Modeling Structures of Proteins and their Complexes
Our aim is to accurately model the 3D structures of proteins and their complexes. To this end, we combine the laws of physics along with experimental observation and statistics to develop computational methods in structural biology. The methods are tested, often in close collaboration with experimental biologists, on particular systems of interest. Our research gives detailed information of cellular processes and hence impacts research on human health, nutrition and biology as a whole.

Predicting protein-protein interactions
The broad aim of our group is to develop and apply computational tools to model the structural biology of inter-molecular interactions in the living cell.

As a first step, protein complex compositions are predicted and modeled by structural similarity to known (template) protein domain-domain interactions [Davis et al 2006, Pieper et al 2005]. The complexes predicted are not restricted to pairs of proteins. If multi-domain templates are present, multi-component interacting protein complexes are predicted. The complexes are assessed using a statistical potential constructed from residue contacts across known protein domain-domain interfaces.
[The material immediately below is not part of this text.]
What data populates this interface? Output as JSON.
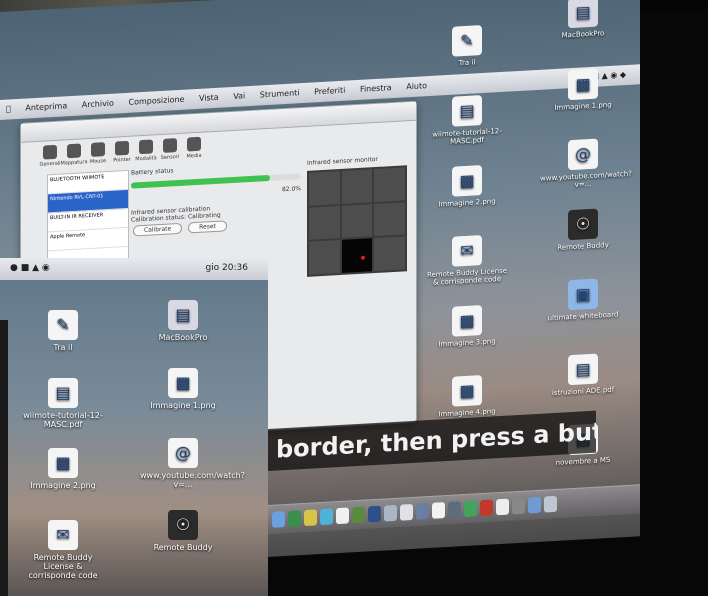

Prediction scores are calibrated for reliability. On a benchmark set of 100 interactions, the statistical potential accurately predicted interactions in 97 cases. The method is also capable of distinguishing between alternate modes of binding (see Figure 1). Additional information such as functional annotation and sub-cellular localization can be used to enhance reliability.

We are now developing methods that
a) Model protein interactions without the aid of full length (entire domain coverage) templates.
b) Model all biological complexes, not restricted to protein interactions.